Wrangling data into a shape that can be used to create visualizations is a huge problem with few available tools. Trifacta Wrangler is a powerful new tool that is free to use.

Data comes in all shapes and sizes, and those are often not conducive to working with it right away. Date formats might be weird, columns may need to be split or merged, and there is often the need to unpivot the data (turn columns into rows). This is a particular problem with government data.

Trifacta is a young startup that was founded by Jeff Heer, Joe Hellerstein, and Sean Kandel. Its product is an extension of their 2011 Data Wrangler paper and online tool, but with many more features and able to deal with much larger data.

While the old Data Wrangler is still around, it is no longer supported and it’s also pretty slow for some operations (in particular unpivots with many rows and columns). The other alternative, OpenRefine (formerly Google Refine), is now “community supported.” While it hasn’t been entirely abandoned, there is no current release version, the beta is years old, and the whole thing is just way behind how computing is done these days (Java?!).

trifacta-welcome

Trifacta Wrangler is limited to 100MB of input data, which should be sufficient for many people’s needs. They support CSV, TSV, JSON, and Excel files (both XLSX and old-fashioned XLS). The output can be CSV, JSON, or TDE (Tableau Data Engine). The app runs on the desktop, but it needs an Internet connection (all the wrangling is done locally though, and your data stays on your machine) and you have to sign up for a free account with Trifacta.
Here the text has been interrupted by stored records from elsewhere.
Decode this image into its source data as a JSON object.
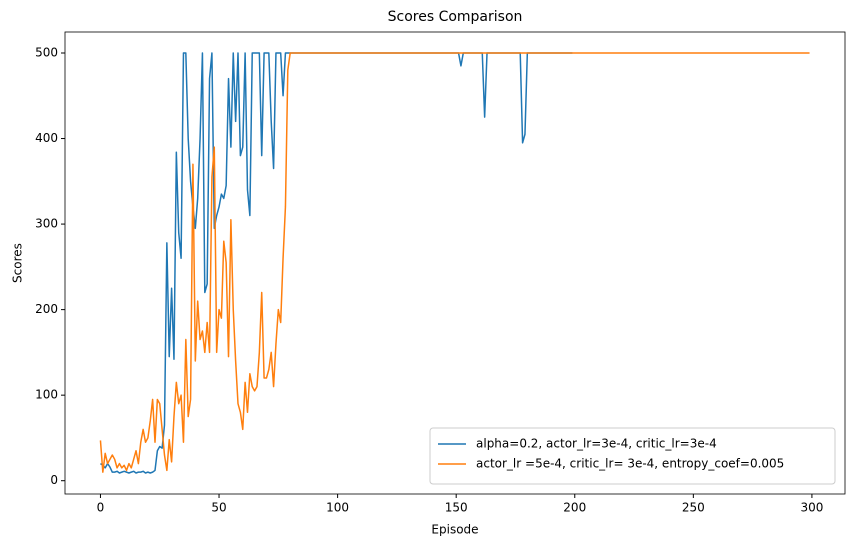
{
  "chart_data": {
    "type": "line",
    "title": "Scores Comparison",
    "xlabel": "Episode",
    "ylabel": "Scores",
    "xlim": [
      -14.95,
      313.95
    ],
    "xticks": [
      0,
      50,
      100,
      150,
      200,
      250,
      300
    ],
    "ylim": [
      -15.55,
      524.55
    ],
    "yticks": [
      0,
      100,
      200,
      300,
      400,
      500
    ],
    "grid": false,
    "legend": "lower right",
    "series": [
      {
        "name": "alpha=0.2, actor_lr=3e-4, critic_lr=3e-4",
        "color": "#1f77b4",
        "values": [
          20,
          18,
          15,
          20,
          16,
          10,
          10,
          11,
          9,
          10,
          11,
          10,
          9,
          10,
          11,
          9,
          10,
          10,
          11,
          9,
          10,
          9,
          10,
          12,
          35,
          40,
          38,
          65,
          278,
          145,
          225,
          142,
          384,
          290,
          260,
          500,
          500,
          400,
          350,
          320,
          295,
          330,
          400,
          500,
          220,
          230,
          470,
          500,
          295,
          310,
          320,
          335,
          330,
          345,
          470,
          390,
          500,
          420,
          500,
          380,
          390,
          500,
          340,
          310,
          500,
          500,
          500,
          500,
          380,
          500,
          500,
          500,
          420,
          365,
          500,
          500,
          500,
          450,
          500,
          500,
          500,
          500,
          500,
          500,
          500,
          500,
          500,
          500,
          500,
          500,
          500,
          500,
          500,
          500,
          500,
          500,
          500,
          500,
          500,
          500,
          500,
          500,
          500,
          500,
          500,
          500,
          500,
          500,
          500,
          500,
          500,
          500,
          500,
          500,
          500,
          500,
          500,
          500,
          500,
          500,
          500,
          500,
          500,
          500,
          500,
          500,
          500,
          500,
          500,
          500,
          500,
          500,
          500,
          500,
          500,
          500,
          500,
          500,
          500,
          500,
          500,
          500,
          500,
          500,
          500,
          500,
          500,
          500,
          500,
          500,
          500,
          500,
          485,
          500,
          500,
          500,
          500,
          500,
          500,
          500,
          500,
          500,
          425,
          500,
          500,
          500,
          500,
          500,
          500,
          500,
          500,
          500,
          500,
          500,
          500,
          500,
          500,
          500,
          395,
          405,
          500,
          500,
          500,
          500,
          500,
          500,
          500,
          500,
          500,
          500,
          500,
          500,
          500,
          500,
          500,
          500,
          500,
          500,
          500,
          500
        ]
      },
      {
        "name": "actor_lr =5e-4, critic_lr= 3e-4, entropy_coef=0.005",
        "color": "#ff7f0e",
        "values": [
          47,
          10,
          32,
          20,
          25,
          30,
          25,
          15,
          20,
          15,
          18,
          12,
          20,
          15,
          25,
          35,
          20,
          45,
          60,
          45,
          50,
          70,
          95,
          45,
          95,
          90,
          60,
          30,
          12,
          48,
          22,
          75,
          115,
          90,
          100,
          45,
          165,
          75,
          95,
          370,
          140,
          210,
          165,
          175,
          150,
          185,
          150,
          355,
          390,
          150,
          200,
          190,
          280,
          255,
          145,
          305,
          200,
          140,
          90,
          80,
          60,
          115,
          80,
          125,
          110,
          105,
          110,
          150,
          220,
          120,
          120,
          130,
          150,
          110,
          160,
          200,
          185,
          260,
          320,
          480,
          500,
          500,
          500,
          500,
          500,
          500,
          500,
          500,
          500,
          500,
          500,
          500,
          500,
          500,
          500,
          500,
          500,
          500,
          500,
          500,
          500,
          500,
          500,
          500,
          500,
          500,
          500,
          500,
          500,
          500,
          500,
          500,
          500,
          500,
          500,
          500,
          500,
          500,
          500,
          500,
          500,
          500,
          500,
          500,
          500,
          500,
          500,
          500,
          500,
          500,
          500,
          500,
          500,
          500,
          500,
          500,
          500,
          500,
          500,
          500,
          500,
          500,
          500,
          500,
          500,
          500,
          500,
          500,
          500,
          500,
          500,
          500,
          500,
          500,
          500,
          500,
          500,
          500,
          500,
          500,
          500,
          500,
          500,
          500,
          500,
          500,
          500,
          500,
          500,
          500,
          500,
          500,
          500,
          500,
          500,
          500,
          500,
          500,
          500,
          500,
          500,
          500,
          500,
          500,
          500,
          500,
          500,
          500,
          500,
          500,
          500,
          500,
          500,
          500,
          500,
          500,
          500,
          500,
          500,
          500,
          500,
          500,
          500,
          500,
          500,
          500,
          500,
          500,
          500,
          500,
          500,
          500,
          500,
          500,
          500,
          500,
          500,
          500,
          500,
          500,
          500,
          500,
          500,
          500,
          500,
          500,
          500,
          500,
          500,
          500,
          500,
          500,
          500,
          500,
          500,
          500,
          500,
          500,
          500,
          500,
          500,
          500,
          500,
          500,
          500,
          500,
          500,
          500,
          500,
          500,
          500,
          500,
          500,
          500,
          500,
          500,
          500,
          500,
          500,
          500,
          500,
          500,
          500,
          500,
          500,
          500,
          500,
          500,
          500,
          500,
          500,
          500,
          500,
          500,
          500,
          500,
          500,
          500,
          500,
          500,
          500,
          500,
          500,
          500,
          500,
          500,
          500,
          500,
          500,
          500,
          500,
          500,
          500,
          500,
          500,
          500,
          500,
          500,
          500,
          500
        ]
      }
    ]
  }
}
In addition to the usual data cleaning operations like splitting and merging columns, Wrangler can also nest values, compute aggregates, and a number of other things. The best way to figure it out is to use it with a real dataset that you want to wrangle into a better shape and just try out lots of things. All actions can be undone, and you can edit the script the tool generates from the actions you perform.

trifacta-transformer

The app is designed very nicely with many features and a built-in tutorial (which can get in the way a bit at first, but it’s worthwhile to read what it tells you). It is targeted partly towards Tableau users (hence the support for TDE as output), including Tableau Public, but it is certainly not restricted to that.

Given Trifacta Wrangler’s power and support, and the dismal state of the only other freely available tool, I think that Wrangler will be the go-to choice for data wrangling for most people going forward.